Per questo motivo, una selezione curata di dieci graphic novel si rivela particolarmente preziosa. Questi albi raccontano molteplici aspetti della realtà iraniana attraverso il linguaggio visivo e narrativo del fumetto. Tra essi figurano opere riconosciute come pietre miliari della nona arte internazionale, insieme a testimonianze autobiografiche di intellettuali costretti all'esilio, reportage grafici di eventi di cronaca e deposizioni dirette di giovani autrici che, sino a pochi mesi addietro, rappresentavano il volto più attivo della protesta popolare contro il governo teocratico degli ayatollah. La selezione include anche un'incursione nel genere manga che permette di ripercorrere le epoche antiche della Persia, lontane dal presente turbolento.
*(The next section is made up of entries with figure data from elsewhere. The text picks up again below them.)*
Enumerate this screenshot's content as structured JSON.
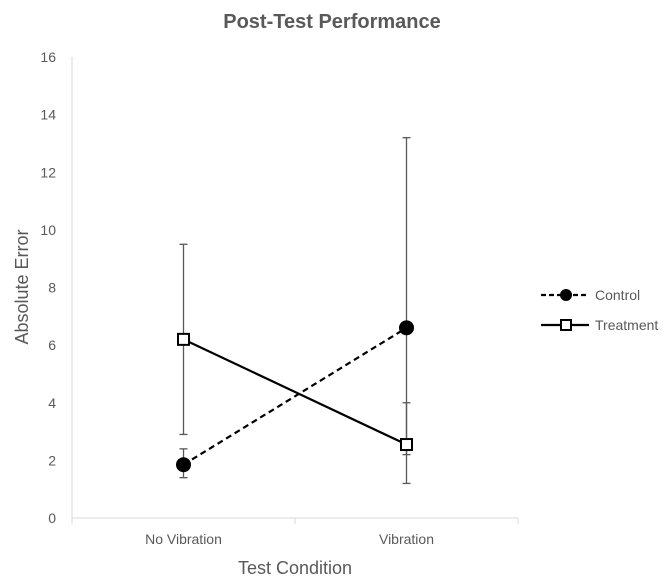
{
  "chart_data": {
    "type": "line",
    "title": "Post-Test Performance",
    "xlabel": "Test Condition",
    "ylabel": "Absolute Error",
    "categories": [
      "No Vibration",
      "Vibration"
    ],
    "ylim": [
      0,
      16
    ],
    "yticks": [
      "0",
      "2",
      "4",
      "6",
      "8",
      "10",
      "12",
      "14",
      "16"
    ],
    "grid": false,
    "legend_position": "right",
    "series": [
      {
        "name": "Control",
        "marker": "filled-circle",
        "line_style": "dashed",
        "color": "#000000",
        "values": [
          1.85,
          6.6
        ],
        "error_low": [
          1.4,
          1.2
        ],
        "error_high": [
          2.4,
          13.2
        ]
      },
      {
        "name": "Treatment",
        "marker": "open-square",
        "line_style": "solid",
        "color": "#000000",
        "values": [
          6.2,
          2.55
        ],
        "error_low": [
          2.9,
          2.2
        ],
        "error_high": [
          9.5,
          4.0
        ]
      }
    ]
  }
}
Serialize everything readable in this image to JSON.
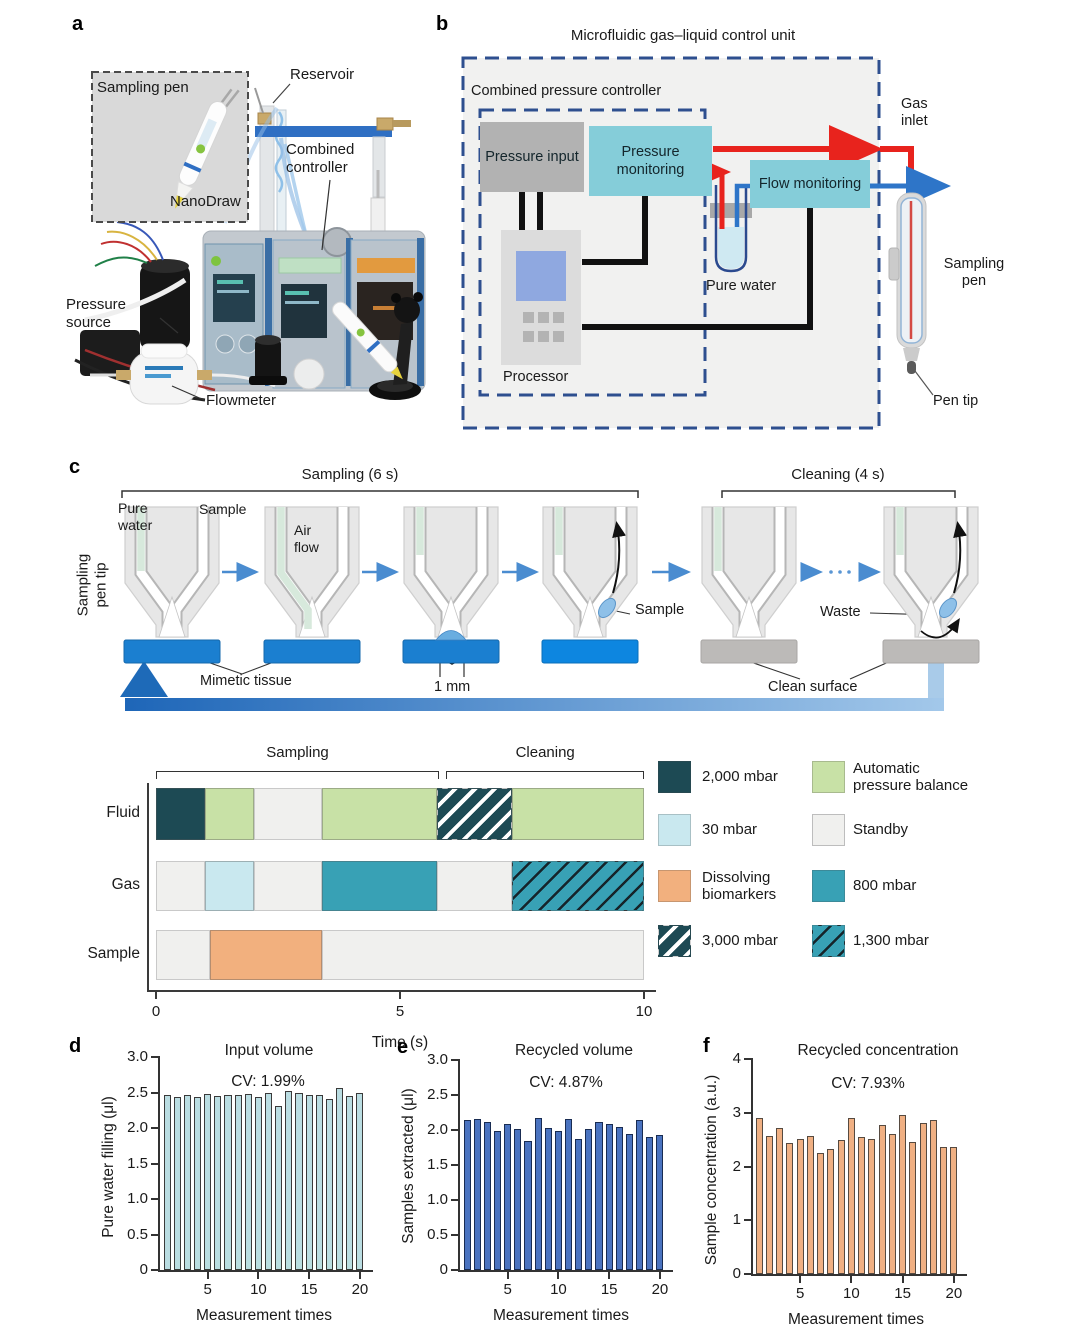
{
  "panels": {
    "a": "a",
    "b": "b",
    "c": "c",
    "d": "d",
    "e": "e",
    "f": "f"
  },
  "panel_a": {
    "inset_title": "Sampling pen",
    "product_name": "NanoDraw",
    "labels": {
      "reservoir": "Reservoir",
      "combined_controller": "Combined\ncontroller",
      "pressure_source": "Pressure\nsource",
      "flowmeter": "Flowmeter"
    }
  },
  "panel_b": {
    "title": "Microfluidic gas–liquid control unit",
    "controller_box_label": "Combined pressure controller",
    "pressure_input": "Pressure input",
    "pressure_monitoring": "Pressure monitoring",
    "flow_monitoring": "Flow monitoring",
    "processor": "Processor",
    "pure_water": "Pure water",
    "gas_inlet": "Gas\ninlet",
    "sampling_pen": "Sampling\npen",
    "pen_tip": "Pen tip",
    "colors": {
      "line_gas": "#e8231d",
      "line_liquid": "#2e75c8",
      "line_signal": "#111111",
      "box_teal": "#85cdd9",
      "box_gray": "#b2b2b2",
      "dash_border": "#2e4f8f"
    }
  },
  "panel_c": {
    "sampling_phase": "Sampling (6 s)",
    "cleaning_phase": "Cleaning (4 s)",
    "axis_label": "Sampling\npen tip",
    "pure_water": "Pure\nwater",
    "sample_left": "Sample",
    "air_flow": "Air\nflow",
    "mimetic_tissue": "Mimetic tissue",
    "scale_marker": "1 mm",
    "sample_right": "Sample",
    "waste": "Waste",
    "clean_surface": "Clean surface"
  },
  "chart_data": [
    {
      "id": "pressure-timeline",
      "type": "gantt",
      "xlabel": "Time (s)",
      "xlim": [
        0,
        10
      ],
      "xticks": [
        0,
        5,
        10
      ],
      "phases": [
        {
          "label": "Sampling",
          "start": 0,
          "end": 5.8
        },
        {
          "label": "Cleaning",
          "start": 5.95,
          "end": 10
        }
      ],
      "rows": [
        {
          "label": "Fluid",
          "segments": [
            {
              "start": 0,
              "end": 1,
              "state": "2000_mbar"
            },
            {
              "start": 1,
              "end": 2,
              "state": "auto_balance"
            },
            {
              "start": 2,
              "end": 3.4,
              "state": "standby"
            },
            {
              "start": 3.4,
              "end": 5.75,
              "state": "auto_balance"
            },
            {
              "start": 5.75,
              "end": 7.3,
              "state": "3000_mbar"
            },
            {
              "start": 7.3,
              "end": 10,
              "state": "auto_balance"
            }
          ]
        },
        {
          "label": "Gas",
          "segments": [
            {
              "start": 0,
              "end": 1,
              "state": "standby"
            },
            {
              "start": 1,
              "end": 2,
              "state": "30_mbar"
            },
            {
              "start": 2,
              "end": 3.4,
              "state": "standby"
            },
            {
              "start": 3.4,
              "end": 5.75,
              "state": "800_mbar"
            },
            {
              "start": 5.75,
              "end": 7.3,
              "state": "standby"
            },
            {
              "start": 7.3,
              "end": 10,
              "state": "1300_mbar"
            }
          ]
        },
        {
          "label": "Sample",
          "segments": [
            {
              "start": 0,
              "end": 1.1,
              "state": "standby"
            },
            {
              "start": 1.1,
              "end": 3.4,
              "state": "dissolving"
            },
            {
              "start": 3.4,
              "end": 10,
              "state": "standby"
            }
          ]
        }
      ],
      "legend": [
        {
          "state": "2000_mbar",
          "label": "2,000 mbar"
        },
        {
          "state": "30_mbar",
          "label": "30 mbar"
        },
        {
          "state": "dissolving",
          "label": "Dissolving\nbiomarkers"
        },
        {
          "state": "3000_mbar",
          "label": "3,000 mbar"
        },
        {
          "state": "auto_balance",
          "label": "Automatic\npressure balance"
        },
        {
          "state": "standby",
          "label": "Standby"
        },
        {
          "state": "800_mbar",
          "label": "800 mbar"
        },
        {
          "state": "1300_mbar",
          "label": "1,300 mbar"
        }
      ],
      "colors": {
        "2000_mbar": {
          "fill": "#1d4a54"
        },
        "30_mbar": {
          "fill": "#c9e8ef"
        },
        "dissolving": {
          "fill": "#f2b07e"
        },
        "3000_mbar": {
          "fill": "#1d4a54",
          "hatch": "#ffffff",
          "band": 10,
          "stripe": 4
        },
        "auto_balance": {
          "fill": "#c8e1a6"
        },
        "standby": {
          "fill": "#f0f0ee",
          "border": "#c9c9c9"
        },
        "800_mbar": {
          "fill": "#38a1b5"
        },
        "1300_mbar": {
          "fill": "#38a1b5",
          "hatch": "#16242a",
          "band": 11,
          "stripe": 2.5
        }
      }
    },
    {
      "id": "input-volume",
      "type": "bar",
      "title": "Input volume",
      "annotation": "CV: 1.99%",
      "ylabel": "Pure water filling (μl)",
      "xlabel": "Measurement times",
      "ylim": [
        0,
        3
      ],
      "yticks": [
        "0",
        "0.5",
        "1.0",
        "1.5",
        "2.0",
        "2.5",
        "3.0"
      ],
      "xticks": [
        5,
        10,
        15,
        20
      ],
      "bar_fill": "#badde2",
      "bar_border": "#3a3a3a",
      "values": [
        2.46,
        2.43,
        2.47,
        2.44,
        2.48,
        2.45,
        2.47,
        2.47,
        2.48,
        2.43,
        2.5,
        2.31,
        2.52,
        2.5,
        2.46,
        2.47,
        2.41,
        2.57,
        2.45,
        2.49
      ]
    },
    {
      "id": "recycled-volume",
      "type": "bar",
      "title": "Recycled volume",
      "annotation": "CV: 4.87%",
      "ylabel": "Samples extracted (μl)",
      "xlabel": "Measurement times",
      "ylim": [
        0,
        3
      ],
      "yticks": [
        "0",
        "0.5",
        "1.0",
        "1.5",
        "2.0",
        "2.5",
        "3.0"
      ],
      "xticks": [
        5,
        10,
        15,
        20
      ],
      "bar_fill": "#4a73c0",
      "bar_border": "#192c52",
      "values": [
        2.15,
        2.16,
        2.11,
        1.98,
        2.09,
        2.01,
        1.85,
        2.17,
        2.03,
        1.99,
        2.16,
        1.87,
        2.01,
        2.12,
        2.09,
        2.05,
        1.95,
        2.14,
        1.9,
        1.93
      ]
    },
    {
      "id": "recycled-concentration",
      "type": "bar",
      "title": "Recycled concentration",
      "annotation": "CV: 7.93%",
      "ylabel": "Sample concentration (a.u.)",
      "xlabel": "Measurement times",
      "ylim": [
        0,
        4
      ],
      "yticks": [
        "0",
        "1",
        "2",
        "3",
        "4"
      ],
      "xticks": [
        5,
        10,
        15,
        20
      ],
      "bar_fill": "#f0b083",
      "bar_border": "#564a40",
      "values": [
        2.9,
        2.57,
        2.71,
        2.44,
        2.51,
        2.56,
        2.26,
        2.33,
        2.5,
        2.9,
        2.55,
        2.52,
        2.77,
        2.61,
        2.96,
        2.46,
        2.81,
        2.87,
        2.36,
        2.37
      ]
    }
  ]
}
Queste opere assumono un significato ancora più rilevante nel contesto attuale. Le graphic novel offrono una porta d'accesso all'esperienza diretta di chi ha vissuto la Rivoluzione khomeinista del 1979, le conseguenze del regime autoritario che ne seguì, e le ondate di resistenza che hanno caratterizzato soprattutto gli ultimi anni. Attraverso il disegno e la parola, autori e autrici iraniani hanno documentato momenti di speranza e istanti di repressione, creando una memoria visiva che completa i tradizionali resoconti storici.

Che si tratti di rievocazioni storiche, diari personali in forma grafica o cronache dell'attualità, questi fumetti rappresentano una risorsa culturale indispensabile per chiunque desideri approfondire le dinamiche interne iraniane oltre gli slogan politici e le semplificazioni mediatiche. Sono strumenti di conoscenza che permettono di ascoltare direttamente le voci di chi ha attraversato personalmente gli eventi che hanno plasmato il Paese negli ultimi cinquant'anni.